[<prev] [next>] [<thread-prev] [thread-next>] [day] [month] [year] [list]
Message-ID: <60eb1dbd-b320-ce9b-34f5-bc2e8b6d660b@linux.alibaba.com>
Date: Mon, 8 Jul 2019 15:52:29 -0700
From: Yang Shi <yang.shi@...ux.alibaba.com>
To: rientjes@...gle.com, kirill.shutemov@...ux.intel.com,
mhocko@...e.com, hannes@...xchg.org, akpm@...ux-foundation.org
Cc: linux-mm@...ck.org, linux-kernel@...r.kernel.org
Subject: Re: [PATCH 1/2 -mm] mm: account lazy free pages separately
Hi guys,
Any comment on this series?
Thanks,
Yang
On 6/27/19 10:12 AM, Yang Shi wrote:
> When doing partial unmap to THP, the pages in the affected range would
> be considered to be reclaimable when memory pressure comes in.
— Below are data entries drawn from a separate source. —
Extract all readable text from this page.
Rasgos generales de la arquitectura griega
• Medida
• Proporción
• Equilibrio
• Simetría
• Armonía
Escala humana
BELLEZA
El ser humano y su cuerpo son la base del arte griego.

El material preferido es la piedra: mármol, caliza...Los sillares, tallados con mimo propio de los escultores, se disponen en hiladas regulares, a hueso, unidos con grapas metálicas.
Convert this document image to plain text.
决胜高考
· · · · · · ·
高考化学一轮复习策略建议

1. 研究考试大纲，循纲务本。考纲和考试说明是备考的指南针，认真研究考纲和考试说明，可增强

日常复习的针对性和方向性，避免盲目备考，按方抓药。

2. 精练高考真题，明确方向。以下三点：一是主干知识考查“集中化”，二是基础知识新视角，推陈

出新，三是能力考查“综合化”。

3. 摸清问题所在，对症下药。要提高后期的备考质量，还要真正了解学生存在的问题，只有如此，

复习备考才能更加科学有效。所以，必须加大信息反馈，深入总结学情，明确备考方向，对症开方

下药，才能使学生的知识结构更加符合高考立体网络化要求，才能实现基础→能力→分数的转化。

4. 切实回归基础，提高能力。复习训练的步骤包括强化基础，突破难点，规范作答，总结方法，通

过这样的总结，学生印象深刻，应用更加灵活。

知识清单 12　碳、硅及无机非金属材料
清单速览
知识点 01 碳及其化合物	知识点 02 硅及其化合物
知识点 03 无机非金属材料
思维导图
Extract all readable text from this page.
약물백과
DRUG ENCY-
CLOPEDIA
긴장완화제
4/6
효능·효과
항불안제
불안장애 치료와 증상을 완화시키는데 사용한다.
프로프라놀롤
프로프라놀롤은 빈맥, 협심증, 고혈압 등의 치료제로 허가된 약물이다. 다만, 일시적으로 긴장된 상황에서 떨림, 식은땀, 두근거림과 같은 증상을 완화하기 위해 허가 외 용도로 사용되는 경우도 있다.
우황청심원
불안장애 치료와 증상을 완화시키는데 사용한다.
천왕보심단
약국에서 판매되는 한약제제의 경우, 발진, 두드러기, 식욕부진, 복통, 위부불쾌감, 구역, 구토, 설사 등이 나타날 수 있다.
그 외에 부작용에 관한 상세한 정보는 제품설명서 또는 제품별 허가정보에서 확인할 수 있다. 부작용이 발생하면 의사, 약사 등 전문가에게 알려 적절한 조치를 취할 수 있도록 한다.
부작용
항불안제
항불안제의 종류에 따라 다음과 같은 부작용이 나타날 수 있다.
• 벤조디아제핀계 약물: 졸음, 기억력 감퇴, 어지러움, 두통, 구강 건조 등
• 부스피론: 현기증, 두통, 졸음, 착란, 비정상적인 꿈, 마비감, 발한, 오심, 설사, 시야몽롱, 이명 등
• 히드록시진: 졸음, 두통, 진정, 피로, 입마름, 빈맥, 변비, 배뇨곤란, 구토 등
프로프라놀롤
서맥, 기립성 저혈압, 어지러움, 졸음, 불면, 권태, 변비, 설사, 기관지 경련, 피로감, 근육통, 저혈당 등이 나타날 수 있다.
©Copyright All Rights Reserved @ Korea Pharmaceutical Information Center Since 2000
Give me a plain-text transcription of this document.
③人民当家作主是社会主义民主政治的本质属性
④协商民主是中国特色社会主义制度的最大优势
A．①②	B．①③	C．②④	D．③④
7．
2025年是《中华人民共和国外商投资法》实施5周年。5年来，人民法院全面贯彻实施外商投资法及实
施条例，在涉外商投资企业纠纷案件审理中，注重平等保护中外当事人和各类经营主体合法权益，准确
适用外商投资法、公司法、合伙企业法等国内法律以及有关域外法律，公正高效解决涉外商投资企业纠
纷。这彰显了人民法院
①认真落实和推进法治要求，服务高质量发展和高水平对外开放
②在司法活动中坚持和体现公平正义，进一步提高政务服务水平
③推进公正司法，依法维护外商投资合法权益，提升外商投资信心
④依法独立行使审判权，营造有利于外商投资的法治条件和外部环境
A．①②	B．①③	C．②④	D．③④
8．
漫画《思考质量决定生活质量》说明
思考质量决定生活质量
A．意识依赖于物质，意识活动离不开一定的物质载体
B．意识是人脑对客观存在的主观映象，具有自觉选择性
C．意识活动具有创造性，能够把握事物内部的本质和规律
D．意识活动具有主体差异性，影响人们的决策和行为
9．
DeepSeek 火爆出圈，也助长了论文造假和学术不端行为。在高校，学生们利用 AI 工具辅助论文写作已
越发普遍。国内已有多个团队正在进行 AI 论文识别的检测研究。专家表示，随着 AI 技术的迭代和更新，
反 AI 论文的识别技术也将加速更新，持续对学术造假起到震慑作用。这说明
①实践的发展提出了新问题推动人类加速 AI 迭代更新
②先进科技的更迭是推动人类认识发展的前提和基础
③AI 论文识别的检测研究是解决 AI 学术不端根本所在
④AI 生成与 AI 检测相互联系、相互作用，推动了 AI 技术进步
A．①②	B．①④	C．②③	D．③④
And,
> such pages would be put on deferred split queue and get minus from the
> memory statistics (i.e. /proc/meminfo).
>
> For example, when doing THP split test, /proc/meminfo would show:
>
> Before put on lazy free list:
> MemTotal: 45288336 kB
> MemFree: 43281376 kB
> MemAvailable: 43254048 kB
> ...
> Active(anon): 1096296 kB
> Inactive(anon): 8372 kB
> ...
> AnonPages: 1096264 kB
> ...
> AnonHugePages: 1056768 kB
>
> After put on lazy free list:
> MemTotal: 45288336 kB
> MemFree: 43282612 kB
> MemAvailable: 43255284 kB
> ...
> Active(anon): 1094228 kB
> Inactive(anon): 8372 kB
> ...
> AnonPages: 49668 kB
> ...
> AnonHugePages: 10240 kB
>
> The THPs confusingly look disappeared although they are still on LRU if
> you are not familair the tricks done by kernel.
>
> Accounted the lazy free pages to NR_LAZYFREE, and show them in meminfo
> and other places. With the change the /proc/meminfo would look like:
> Before put on lazy free list:
> AnonHugePages: 1056768 kB
> ShmemHugePages: 0 kB
> ShmemPmdMapped: 0 kB
> LazyFreePages: 0 kB
>
> After put on lazy free list:
> AnonHugePages: 10240 kB
> ShmemHugePages: 0 kB
> ShmemPmdMapped: 0 kB
> LazyFreePages: 1046528 kB
>
> And, this is also the preparation for the following patch to account
> lazy free pages to available memory.
>
> Here the lazyfree doesn't count MADV_FREE pages since they are not
> actually unmapped until they get reclaimed. And, they are put on
> inactive file LRU, so they have been accounted for available memory.
>
> Signed-off-by: Yang Shi <yang.shi@...ux.alibaba.com>
> ---
> I'm not quite sure whether LazyFreePages is a good name or not since "Lazyfree"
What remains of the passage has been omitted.